Diritto al pagamento non collegato
al compimento di ogni atto
L’intervento
del governo Monti sul fronte dei compensi degli avvocati non presenta problemi
di legittimità costituzionale. Almeno per quanto riguarda il profilo dell’applicazione
temporale e l’(eventuale) retroattività. L’ordinanza della Corte costituzionale
261 depositata ieri e scritta da Mario Rosario Morelli fa definitiva chiarezza
sul punto, giudicando in parte inammissibili in parte infondate le questioni
sollevate da una pluralità di tribunali (quella maggiormente approfondite dalla
Consulta sono state presentate dal tribunale di Cremona e dal giudice di pace
di Torre del Greco).
Nel
mirino era finito l’articolo 9, comma 3 del decreto legge 1/2012 nella parte in
cui dispone che «le tariffe vigenti alla data di entrata in vigore del presente
decreto continuano ad applicarsi, limitatamente alla liquidazione delle spese
giudiziali, sino alla data di entrata in vigore dei decreti ministeriali di cui
al comma 2 e, comunque, non oltre il 120esimo giorno dalla data di entrata in
vigore della legge di conversione del presente decreto» e il successivo decreto
del ministero della Giustizia n. 140 del 2012 che ha istituito la versione oggi
in vigore (se ne attende l’aggiornamento) dei parametri per la liquidazione
giudiziale dei compensi agli avvocati.
In
particolare, tra i rilevi critici, particolarmente sottolineati dal tribunale
di Cremona, aveva trovato posto l’applicazione retroattiva delle nuove tariffe
forensi anche ai processi in corso e all’attività già svolta ed esaurita prima
dell’entrata in vigore della nuova disciplina, in assenza di ragioni imperative
di interesse generale in grado di giustificare il cambiamento dei compensi in
corso di causa e le modifiche all’equilibrio contrattuale in precedenza
raggiunto.
Tuttavia
la risposta della Corte costituzionale che arriva anche per quanto riguarda i
profili di criticità del decreto ministeriale, da una parte disciplina di
natura regolamentare dall’altra strettamente legato alla norma primaria, è
negativa su tutto il fronte. Per l’ordinanza, infatti, a essere erronea è la
stessa premessa interpretativa. Il tribunale di Cremona e il giudice di pace di
Torre del Greco hanno infatti ritenuto che il diritto al compenso del professionista
nasce al compimento di ogni singolo atto in relazione alle tariffe a quel tempo
in vigore.
Ma
non è così, avverte la Corte
costituzionale. Semmai è vero il contrario. E a confermarlo c’è una recente
sentenza della Corte di cassazione a Sezioni unite, la n. 17405 del 2012.

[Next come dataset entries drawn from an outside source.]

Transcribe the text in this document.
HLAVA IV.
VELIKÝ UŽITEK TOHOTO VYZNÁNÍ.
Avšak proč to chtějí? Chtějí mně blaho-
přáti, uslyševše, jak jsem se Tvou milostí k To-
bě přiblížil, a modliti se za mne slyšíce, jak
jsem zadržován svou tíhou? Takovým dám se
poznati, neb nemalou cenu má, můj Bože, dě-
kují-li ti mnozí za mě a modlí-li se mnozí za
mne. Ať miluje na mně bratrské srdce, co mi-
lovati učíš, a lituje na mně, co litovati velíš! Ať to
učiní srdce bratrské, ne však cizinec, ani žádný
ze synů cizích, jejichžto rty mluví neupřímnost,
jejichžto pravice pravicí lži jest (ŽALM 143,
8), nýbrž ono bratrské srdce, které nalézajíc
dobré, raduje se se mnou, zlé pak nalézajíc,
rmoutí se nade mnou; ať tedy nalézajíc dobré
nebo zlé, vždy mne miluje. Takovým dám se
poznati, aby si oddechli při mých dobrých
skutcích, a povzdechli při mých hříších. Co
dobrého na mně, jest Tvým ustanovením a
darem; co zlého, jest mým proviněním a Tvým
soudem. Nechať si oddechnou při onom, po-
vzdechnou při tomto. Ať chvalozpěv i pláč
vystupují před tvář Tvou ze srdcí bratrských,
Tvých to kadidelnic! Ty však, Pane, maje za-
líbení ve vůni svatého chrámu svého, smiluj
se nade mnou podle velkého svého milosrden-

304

Secondo questa interpretazione il compenso costituisce un corrispettivo
unitario «che ha riguardo all’opera professionale complessivamente prestata; e
di ciò non si è mai in passato dubitato, quando si è trattato di liquidare
onorari maturati all’esito di cause durante le quali si erano succedute nel
tempo tariffe professionali diverse, giacché sempre in siffatti casi si è fatto
riferimento alla tariffa vigente al momento in cui la prestazione professionale
si è esaurita».
Ma
per la Consulta
c’è spazio anche per altre due risposte, entrambe negative, alle questioni
sollevate sulla medesima materia. Con riferimento alla possibile violazione
dell’articolo 24 della Costituzione, per l’ordinanza, non si può sostenere che
una generale riduzione delle tariffe forensi può avere ripercussioni negative
sull’accesso dei cittadini alla giustizia e, quindi, sul loro diritto di
difesa. «A rigore di logica», invece, la riduzione dei compensi agli avvocato
dovrebbe avere come conseguenza un allargamento del ricorso alla via
giurisdizionale per la soluzione delle controversie. Del tutto astratta poi, e
semmai riconducibile alla categoria degli «inconvenienti di fatto» che non si
possono direttamente ricondurre alla disciplina contestata, la questione
relativa alla diversa entità delle parcelle che sarebbe percepita da due
diversi avvocati, differenti solo nella solerzia con la quale chiedono i
pagamenti (subito in corso di causa oppure solo al termine accontentandosi nel
frattempo di semplici acconti). Sono, nel giudizio della Consulta, variabili
del tutto accidentali relative all’applicazione delle nuove regole e non esiste
manifestamente alcuna violazione dell’articolo 3 della Costituzione.